The effects of malnutrition also cross generations. The infants of women who are themselves malnourished and underweight are likely to be small at birth.
The power of good nutrition.
The devastation of malnutrition is hard to overstate, but so is the countervailing power of nutrition. Not only is good nutrition the key to the healthy development of individuals, families and societies, but there is also growing reason to believe that improving the nutrition of women and children will contribute to overcoming some of the greatest health challenges facing the world, including the burden of chronic and degenerative disease, maternal mortality, malaria and AIDS.The most obvious proof of the power of good nutrition can be seen in the taller, stronger, healthier children of many countries, separated by only a generation from their shorter, less robust parents, and by the better diets and more healthful, nurturing environments they enjoy.
Stronger children grow into stronger, more productive adults.
Well-nourished girls grow into women who face fewer risks during pregnancy and childbearing, and whose children set out on firmer developmental paths, physically and mentally. And history shows that societies that meet women's and children's nutritional needs also lift their capacities for greater social and economic progress.The right to good nutrition.
However far-reaching the benefits of nutrition may be, ensuring good nutrition is a matter of international law, articulated in variously specific language in international declarations and human rights instruments dating back to the adoption of the Declaration of the Rights of the Child in 1924 (Panel 4).
Under the 1979 Convention on the Elimination of All Forms of Discrimination against Women, for example, States parties must ensure that women receive full and equal access to health care, including adequate nutrition during pregnancy and lactation.
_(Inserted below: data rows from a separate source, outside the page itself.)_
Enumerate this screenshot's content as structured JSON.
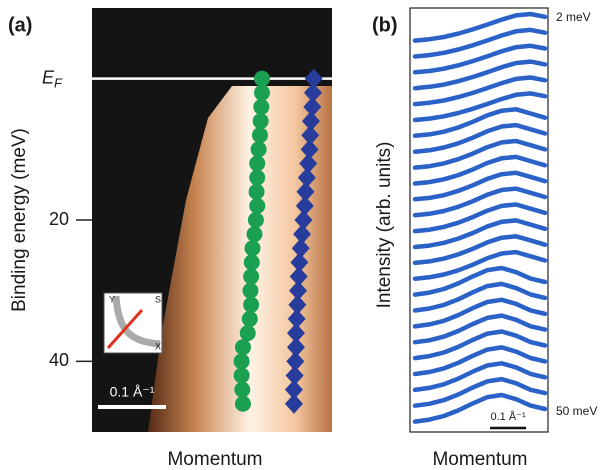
{
  "chart_data": [
    {
      "type": "scatter",
      "panel": "(a)",
      "ylabel": "Binding energy (meV)",
      "xlabel": "Momentum",
      "ylim": [
        50,
        -10
      ],
      "yticks": [
        {
          "value": 0,
          "label": "EF"
        },
        20,
        40
      ],
      "xlim": [
        0,
        0.35
      ],
      "scalebar": {
        "value": 0.1,
        "label": "0.1 Å⁻¹"
      },
      "inset_labels": [
        "Y",
        "S",
        "X"
      ],
      "series": [
        {
          "color": "#1aa050",
          "marker": "circle",
          "x": [
            0.25,
            0.25,
            0.249,
            0.248,
            0.247,
            0.245,
            0.243,
            0.243,
            0.242,
            0.243,
            0.241,
            0.239,
            0.236,
            0.235,
            0.234,
            0.233,
            0.234,
            0.232,
            0.229,
            0.222,
            0.22,
            0.22,
            0.221,
            0.222
          ],
          "values": [
            0,
            2,
            4,
            6,
            8,
            10,
            12,
            14,
            16,
            18,
            20,
            22,
            24,
            26,
            28,
            30,
            32,
            34,
            36,
            38,
            40,
            42,
            44,
            46
          ]
        },
        {
          "color": "#283c9c",
          "marker": "diamond",
          "x": [
            0.326,
            0.325,
            0.324,
            0.322,
            0.321,
            0.32,
            0.318,
            0.316,
            0.314,
            0.313,
            0.311,
            0.309,
            0.307,
            0.305,
            0.304,
            0.303,
            0.302,
            0.301,
            0.3,
            0.3,
            0.299,
            0.298,
            0.297,
            0.297
          ],
          "values": [
            0,
            2,
            4,
            6,
            8,
            10,
            12,
            14,
            16,
            18,
            20,
            22,
            24,
            26,
            28,
            30,
            32,
            34,
            36,
            38,
            40,
            42,
            44,
            46
          ]
        }
      ]
    },
    {
      "type": "waterfall",
      "panel": "(b)",
      "ylabel": "Intensity (arb. units)",
      "xlabel": "Momentum",
      "annotations": [
        "2 meV",
        "50 meV"
      ],
      "scalebar": {
        "value": 0.1,
        "label": "0.1 Å⁻¹"
      },
      "xlim": [
        0,
        0.36
      ],
      "ylim": [
        0,
        1
      ],
      "color": "#2a62c8",
      "x": [
        0,
        0.04,
        0.08,
        0.12,
        0.16,
        0.2,
        0.24,
        0.28,
        0.32,
        0.36
      ],
      "series": [
        {
          "values": [
            0.05,
            0.1,
            0.18,
            0.3,
            0.45,
            0.62,
            0.8,
            0.95,
            1.0,
            0.9
          ]
        },
        {
          "values": [
            0.05,
            0.1,
            0.18,
            0.3,
            0.45,
            0.62,
            0.8,
            0.95,
            1.0,
            0.9
          ]
        },
        {
          "values": [
            0.05,
            0.1,
            0.18,
            0.3,
            0.45,
            0.62,
            0.8,
            0.95,
            1.0,
            0.9
          ]
        },
        {
          "values": [
            0.05,
            0.1,
            0.18,
            0.3,
            0.45,
            0.62,
            0.8,
            0.95,
            1.0,
            0.9
          ]
        },
        {
          "values": [
            0.05,
            0.1,
            0.18,
            0.3,
            0.45,
            0.62,
            0.8,
            0.95,
            1.0,
            0.9
          ]
        },
        {
          "values": [
            0.05,
            0.1,
            0.18,
            0.3,
            0.45,
            0.62,
            0.8,
            0.95,
            1.0,
            0.9
          ]
        },
        {
          "values": [
            0.05,
            0.1,
            0.2,
            0.35,
            0.55,
            0.78,
            0.95,
            1.0,
            0.85,
            0.7
          ]
        },
        {
          "values": [
            0.05,
            0.1,
            0.2,
            0.35,
            0.55,
            0.78,
            0.95,
            1.0,
            0.85,
            0.7
          ]
        },
        {
          "values": [
            0.05,
            0.1,
            0.2,
            0.35,
            0.55,
            0.78,
            0.95,
            1.0,
            0.85,
            0.7
          ]
        },
        {
          "values": [
            0.05,
            0.1,
            0.2,
            0.35,
            0.55,
            0.78,
            0.95,
            1.0,
            0.85,
            0.7
          ]
        },
        {
          "values": [
            0.05,
            0.1,
            0.2,
            0.35,
            0.55,
            0.78,
            0.95,
            1.0,
            0.85,
            0.7
          ]
        },
        {
          "values": [
            0.05,
            0.1,
            0.2,
            0.35,
            0.55,
            0.78,
            0.95,
            1.0,
            0.85,
            0.7
          ]
        },
        {
          "values": [
            0.05,
            0.1,
            0.2,
            0.35,
            0.55,
            0.78,
            0.95,
            1.0,
            0.85,
            0.7
          ]
        },
        {
          "values": [
            0.05,
            0.1,
            0.2,
            0.35,
            0.55,
            0.78,
            0.95,
            1.0,
            0.85,
            0.7
          ]
        },
        {
          "values": [
            0.05,
            0.1,
            0.2,
            0.35,
            0.55,
            0.78,
            0.95,
            1.0,
            0.85,
            0.7
          ]
        },
        {
          "values": [
            0.05,
            0.1,
            0.2,
            0.35,
            0.55,
            0.78,
            0.95,
            1.0,
            0.85,
            0.7
          ]
        },
        {
          "values": [
            0.05,
            0.12,
            0.25,
            0.45,
            0.7,
            0.92,
            1.0,
            0.85,
            0.62,
            0.5
          ]
        },
        {
          "values": [
            0.05,
            0.12,
            0.25,
            0.45,
            0.7,
            0.92,
            1.0,
            0.85,
            0.62,
            0.5
          ]
        },
        {
          "values": [
            0.05,
            0.12,
            0.25,
            0.45,
            0.7,
            0.92,
            1.0,
            0.85,
            0.62,
            0.5
          ]
        },
        {
          "values": [
            0.05,
            0.12,
            0.25,
            0.45,
            0.7,
            0.92,
            1.0,
            0.85,
            0.62,
            0.5
          ]
        },
        {
          "values": [
            0.05,
            0.12,
            0.25,
            0.45,
            0.7,
            0.92,
            1.0,
            0.85,
            0.62,
            0.5
          ]
        },
        {
          "values": [
            0.05,
            0.12,
            0.25,
            0.45,
            0.7,
            0.92,
            1.0,
            0.85,
            0.62,
            0.5
          ]
        },
        {
          "values": [
            0.05,
            0.12,
            0.25,
            0.45,
            0.7,
            0.92,
            1.0,
            0.85,
            0.62,
            0.5
          ]
        },
        {
          "values": [
            0.05,
            0.12,
            0.25,
            0.45,
            0.7,
            0.92,
            1.0,
            0.85,
            0.62,
            0.5
          ]
        },
        {
          "values": [
            0.05,
            0.12,
            0.25,
            0.45,
            0.7,
            0.92,
            1.0,
            0.85,
            0.62,
            0.5
          ]
        }
      ]
    }
  ]
}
And the 1990 World Summit for Children, with a Plan of Action that recognized the devastating effects of malnutrition on women and their children, set specific nutritional goals for children and women, including access to adequate food during pregnancy and lactation; the promotion, protection and support of breastfeeding and complementary feeding practices; growth monitoring with appropriate follow-up actions; and nutritional surveillance.
But the right to nutrition receives its fullest and most ringing expression in the 1989 Convention on the Rights of the Child, whose 191 ratifications as of late 1997 make it the most universally embraced human rights instrument in history.
Under the Convention, which commits States parties to realize the full spectrum of children's political, civil, social, economic and cultural rights, virtually every government in the world recognizes the right of all children to the highest attainable standard of health, to facilities for the treatment of illness and for the rehabilitation of health - specifically including the right to good nutrition and its three vital components: food, health and care.
Under the Convention's pre-eminent guiding principle, good child nutrition is a right because it is in the "best interests of the child."
Article 24 of the Convention specifies that States parties must take "appropriate measures" to reduce infant and child mortality, and to combat disease and malnutrition through the use of readily available technology and through the provision of adequate, nutritious foods and safe drinking water.
The world is obligated to ease child malnutrition on the basis of international law, scientific knowledge, practical experience and basic morality.
The ravages caused by malnutrition on individuals, families and societies are preventable. The measures needed to reduce and end it are becoming increasingly well understood. And the gains for humanity from doing so - in greater creativity, energy, productivity, well-being and happiness - are immeasurable.